Stylistically, the free verse demonstrates a deft mix of end-stopping and varied enjambment that bolsters the conversational flavour while regulating the flow. An alertness to sentence-shape suggests that Anna Woodford might also write good prose. A particular feature is the anaphora; above all, the ‘How’ formulation used in many poems: 

          How Mum cannot open the door enough.
          How she grabs our things as if against
          a big lit clock. How her pinny is
          all frills […]

Not least, there’s the constantly enjoyable phrasing. I liked ‘the bubble of your flat with its solid/ teapot’ and ‘my A++ in grieving’ and ‘Mike and I/ were riding around on my bedroom’s white charger’ among many more. With its thirty-eight pages of poetry, this is a large pamphlet that’s grown a thin spine, but it packs a lot of interest in. Who wants poets to suffer when they can write so well and be happy? 

Guy Russell 30th January 2026

Obit by Victoria Chang (Copper Canyon Press)

Obit by Victoria Chang (Copper Canyon Press)

Victoria Chang’s collection of mostly prose poetry, Obit, published by Copper Canyon Press, calls on a literary tradition of loss that builds from the poets whom Chang references such as Sylvia Plath and Virginia Woolf, and I would say more modern poets like Sharon Olds and even Ted Kooser in his discussion of the loss of his father. Chang is a Los Angeles-based poet who has reached that time in her life when she must deal with the death of the previous generation, and Obit is simultaneously about that loss and the strange position those who mourn are put into.

With the gravity of loss, any other concern seems trivial and moving on with one’s life seems wrong. She discusses that emotion most directly in “The Doctors” where she writes, “To yearn for someone’s quick death seems wrong. To go to the hospital cafeteria and hunch over a table of toasts, pots of jam, butter glistening seems wrong. To want to extend someone’s life who is suffering seems wrong” (68). Anyone who has witnessed the process of the death and dying knows what she is capturing so well here. Even acknowledging that one feels awkward seems wrong because that emotion cannot compare to death, so we, like her, are left not knowing how to deal with death because we have no training for it.

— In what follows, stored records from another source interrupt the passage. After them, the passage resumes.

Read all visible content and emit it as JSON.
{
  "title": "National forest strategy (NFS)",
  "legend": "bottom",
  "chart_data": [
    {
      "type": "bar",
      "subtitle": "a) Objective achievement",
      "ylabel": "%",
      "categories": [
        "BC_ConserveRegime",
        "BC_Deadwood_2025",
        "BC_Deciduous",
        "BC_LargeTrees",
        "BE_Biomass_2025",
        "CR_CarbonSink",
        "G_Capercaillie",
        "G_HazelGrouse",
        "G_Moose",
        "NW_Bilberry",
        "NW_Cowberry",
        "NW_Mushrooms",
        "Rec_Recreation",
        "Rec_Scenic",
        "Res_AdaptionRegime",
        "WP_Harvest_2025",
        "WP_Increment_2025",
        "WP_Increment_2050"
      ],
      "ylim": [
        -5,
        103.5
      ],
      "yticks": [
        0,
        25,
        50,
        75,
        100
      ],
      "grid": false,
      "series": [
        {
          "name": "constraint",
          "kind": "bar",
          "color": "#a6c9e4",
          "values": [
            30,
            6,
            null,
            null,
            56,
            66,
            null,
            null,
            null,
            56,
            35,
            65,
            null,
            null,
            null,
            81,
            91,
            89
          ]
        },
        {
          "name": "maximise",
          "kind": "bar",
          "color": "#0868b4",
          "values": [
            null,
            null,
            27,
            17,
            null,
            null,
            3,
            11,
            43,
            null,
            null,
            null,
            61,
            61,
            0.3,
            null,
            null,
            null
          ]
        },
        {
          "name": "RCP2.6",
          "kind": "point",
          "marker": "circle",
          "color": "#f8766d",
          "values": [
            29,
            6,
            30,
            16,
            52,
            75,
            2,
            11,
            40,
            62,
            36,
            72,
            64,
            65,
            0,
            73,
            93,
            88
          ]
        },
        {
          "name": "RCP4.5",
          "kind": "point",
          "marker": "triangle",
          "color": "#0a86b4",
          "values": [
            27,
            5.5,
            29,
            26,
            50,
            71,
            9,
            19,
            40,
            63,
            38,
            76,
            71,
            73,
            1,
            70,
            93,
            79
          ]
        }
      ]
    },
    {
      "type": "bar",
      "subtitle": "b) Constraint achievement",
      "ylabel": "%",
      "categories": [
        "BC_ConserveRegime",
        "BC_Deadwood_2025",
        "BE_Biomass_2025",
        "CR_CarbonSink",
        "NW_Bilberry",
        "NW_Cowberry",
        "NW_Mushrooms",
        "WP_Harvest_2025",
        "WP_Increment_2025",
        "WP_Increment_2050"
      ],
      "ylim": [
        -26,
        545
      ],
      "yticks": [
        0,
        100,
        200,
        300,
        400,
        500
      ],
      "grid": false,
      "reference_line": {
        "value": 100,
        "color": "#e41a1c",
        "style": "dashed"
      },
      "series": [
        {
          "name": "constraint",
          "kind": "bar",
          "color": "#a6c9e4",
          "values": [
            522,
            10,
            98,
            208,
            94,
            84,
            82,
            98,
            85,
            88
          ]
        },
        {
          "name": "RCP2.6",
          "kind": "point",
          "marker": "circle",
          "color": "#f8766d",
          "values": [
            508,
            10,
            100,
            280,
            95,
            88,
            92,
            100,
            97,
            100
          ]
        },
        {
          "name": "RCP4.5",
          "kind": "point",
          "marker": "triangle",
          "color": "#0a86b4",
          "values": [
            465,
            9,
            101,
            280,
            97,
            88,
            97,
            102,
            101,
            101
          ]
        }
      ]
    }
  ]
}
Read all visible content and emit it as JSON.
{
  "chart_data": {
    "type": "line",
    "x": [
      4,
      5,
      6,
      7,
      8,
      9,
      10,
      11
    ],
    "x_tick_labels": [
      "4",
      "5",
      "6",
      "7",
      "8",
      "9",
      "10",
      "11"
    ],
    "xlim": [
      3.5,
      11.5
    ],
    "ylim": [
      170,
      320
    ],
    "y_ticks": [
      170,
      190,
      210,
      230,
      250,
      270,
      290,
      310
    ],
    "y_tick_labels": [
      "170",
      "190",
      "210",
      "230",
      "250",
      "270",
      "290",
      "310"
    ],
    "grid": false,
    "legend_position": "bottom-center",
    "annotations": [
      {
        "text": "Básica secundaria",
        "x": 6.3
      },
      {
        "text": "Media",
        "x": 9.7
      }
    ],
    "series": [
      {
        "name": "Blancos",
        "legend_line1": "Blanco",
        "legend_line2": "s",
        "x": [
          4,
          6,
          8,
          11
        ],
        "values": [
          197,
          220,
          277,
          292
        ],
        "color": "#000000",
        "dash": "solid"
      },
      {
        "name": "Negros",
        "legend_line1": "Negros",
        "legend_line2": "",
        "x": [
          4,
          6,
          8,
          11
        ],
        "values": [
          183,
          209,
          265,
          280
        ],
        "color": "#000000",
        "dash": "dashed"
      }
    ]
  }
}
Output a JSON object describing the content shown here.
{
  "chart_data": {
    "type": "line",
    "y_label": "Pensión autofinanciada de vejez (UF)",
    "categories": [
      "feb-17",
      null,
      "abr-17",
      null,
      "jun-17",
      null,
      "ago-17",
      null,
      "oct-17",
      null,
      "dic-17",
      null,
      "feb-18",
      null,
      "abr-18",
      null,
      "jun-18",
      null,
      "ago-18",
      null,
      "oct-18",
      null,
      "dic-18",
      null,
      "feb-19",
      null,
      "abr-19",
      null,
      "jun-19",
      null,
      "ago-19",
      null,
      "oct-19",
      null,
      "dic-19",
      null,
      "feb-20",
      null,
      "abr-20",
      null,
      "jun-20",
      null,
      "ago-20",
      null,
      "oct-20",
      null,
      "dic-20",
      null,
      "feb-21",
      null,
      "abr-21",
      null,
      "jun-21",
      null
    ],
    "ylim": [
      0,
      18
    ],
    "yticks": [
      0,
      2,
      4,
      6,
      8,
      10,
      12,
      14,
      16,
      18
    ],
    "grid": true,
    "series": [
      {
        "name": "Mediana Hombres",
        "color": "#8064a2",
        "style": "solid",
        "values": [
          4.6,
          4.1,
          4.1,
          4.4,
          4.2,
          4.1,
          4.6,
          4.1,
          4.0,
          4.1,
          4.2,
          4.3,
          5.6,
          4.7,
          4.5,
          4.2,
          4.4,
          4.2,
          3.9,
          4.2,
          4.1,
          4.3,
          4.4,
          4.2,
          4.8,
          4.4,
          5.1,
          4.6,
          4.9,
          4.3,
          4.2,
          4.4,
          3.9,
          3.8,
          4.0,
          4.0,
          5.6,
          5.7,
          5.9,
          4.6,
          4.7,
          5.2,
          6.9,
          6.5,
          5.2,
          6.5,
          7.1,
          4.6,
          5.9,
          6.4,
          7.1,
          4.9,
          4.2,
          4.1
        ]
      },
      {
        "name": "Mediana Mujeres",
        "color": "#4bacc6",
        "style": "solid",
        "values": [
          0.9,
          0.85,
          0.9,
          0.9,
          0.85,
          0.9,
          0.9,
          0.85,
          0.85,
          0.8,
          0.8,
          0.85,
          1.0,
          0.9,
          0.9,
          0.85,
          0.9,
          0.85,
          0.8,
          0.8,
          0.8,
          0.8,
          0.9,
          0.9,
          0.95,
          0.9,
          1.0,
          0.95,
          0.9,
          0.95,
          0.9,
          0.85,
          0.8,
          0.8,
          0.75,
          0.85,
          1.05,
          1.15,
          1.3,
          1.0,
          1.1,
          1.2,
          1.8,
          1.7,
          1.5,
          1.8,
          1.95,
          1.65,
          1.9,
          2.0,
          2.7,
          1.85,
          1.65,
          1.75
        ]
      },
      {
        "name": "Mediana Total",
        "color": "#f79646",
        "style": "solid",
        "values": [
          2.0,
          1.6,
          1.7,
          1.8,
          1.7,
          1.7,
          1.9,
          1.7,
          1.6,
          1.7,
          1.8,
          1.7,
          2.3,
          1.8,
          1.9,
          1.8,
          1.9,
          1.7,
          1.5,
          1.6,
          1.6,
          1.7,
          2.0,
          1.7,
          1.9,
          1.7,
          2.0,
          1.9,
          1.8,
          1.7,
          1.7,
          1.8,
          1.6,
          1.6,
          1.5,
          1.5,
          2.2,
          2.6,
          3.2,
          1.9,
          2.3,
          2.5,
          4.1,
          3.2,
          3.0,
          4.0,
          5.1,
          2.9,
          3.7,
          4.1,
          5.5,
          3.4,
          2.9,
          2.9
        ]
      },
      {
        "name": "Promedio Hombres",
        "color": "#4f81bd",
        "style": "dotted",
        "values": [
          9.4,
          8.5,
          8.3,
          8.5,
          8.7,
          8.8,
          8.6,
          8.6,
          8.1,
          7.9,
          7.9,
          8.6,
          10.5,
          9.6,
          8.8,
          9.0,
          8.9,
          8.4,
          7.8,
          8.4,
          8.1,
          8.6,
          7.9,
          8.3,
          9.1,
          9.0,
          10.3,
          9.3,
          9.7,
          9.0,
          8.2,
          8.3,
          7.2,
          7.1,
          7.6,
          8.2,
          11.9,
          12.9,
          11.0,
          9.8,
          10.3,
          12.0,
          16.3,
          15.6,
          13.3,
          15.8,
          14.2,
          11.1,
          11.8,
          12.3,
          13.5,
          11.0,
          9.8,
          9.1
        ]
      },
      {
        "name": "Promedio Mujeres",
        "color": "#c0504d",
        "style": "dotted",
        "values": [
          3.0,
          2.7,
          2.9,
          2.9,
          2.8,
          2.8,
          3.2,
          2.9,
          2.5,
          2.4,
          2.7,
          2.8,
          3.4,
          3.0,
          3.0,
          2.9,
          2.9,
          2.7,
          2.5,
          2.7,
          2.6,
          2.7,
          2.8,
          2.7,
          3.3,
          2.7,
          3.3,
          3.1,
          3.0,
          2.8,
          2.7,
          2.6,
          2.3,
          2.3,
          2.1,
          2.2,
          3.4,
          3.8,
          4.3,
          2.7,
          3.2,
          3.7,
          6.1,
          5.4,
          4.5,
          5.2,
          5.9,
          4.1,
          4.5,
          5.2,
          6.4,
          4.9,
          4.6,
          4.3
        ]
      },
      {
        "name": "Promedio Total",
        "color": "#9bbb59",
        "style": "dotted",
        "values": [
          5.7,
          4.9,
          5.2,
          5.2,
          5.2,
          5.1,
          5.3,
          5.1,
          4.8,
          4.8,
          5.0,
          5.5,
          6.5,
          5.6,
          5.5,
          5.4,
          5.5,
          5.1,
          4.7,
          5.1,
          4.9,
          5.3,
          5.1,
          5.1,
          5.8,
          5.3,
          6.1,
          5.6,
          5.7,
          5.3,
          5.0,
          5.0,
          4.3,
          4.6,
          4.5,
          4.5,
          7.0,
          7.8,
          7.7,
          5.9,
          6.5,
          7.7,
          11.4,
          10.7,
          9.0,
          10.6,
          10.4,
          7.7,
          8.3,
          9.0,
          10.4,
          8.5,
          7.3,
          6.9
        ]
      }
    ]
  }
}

Obit also clearly shows us how long the process of dying can be; the narrator’s father suffers from dementia and her mother from pulmonary fibrosis. She has to watch as her mother loses oxygen over months and years. The knowledge of the coming death is overwhelming, and her father’s dementia after a stroke turns a once intelligent mind foggy. In “Language,” she writes, “Letters used to skim my father’s brain before they let go. Now his words are blind. Are pleated” (10). It is a slow burning pain developed throughout the collection, and her poems like the reality of this condition are complex and subtle.

This was a painful book for me to read, but also a necessary one. I read it slowly having to deal with the pain that is in my life as well, but that is not to say I didn’t welcome the process. This is a healing book. Part of the problem with dealing with death is that we do not have a good vocabulary for it, and we feel that there are so many aspects that should not be discussed as though our emotions surrounding death cheapen it. That fact makes the process so much more difficult, but here, Chang is speaking about it out loud. By doing so, she is giving us a vocabulary for mourning.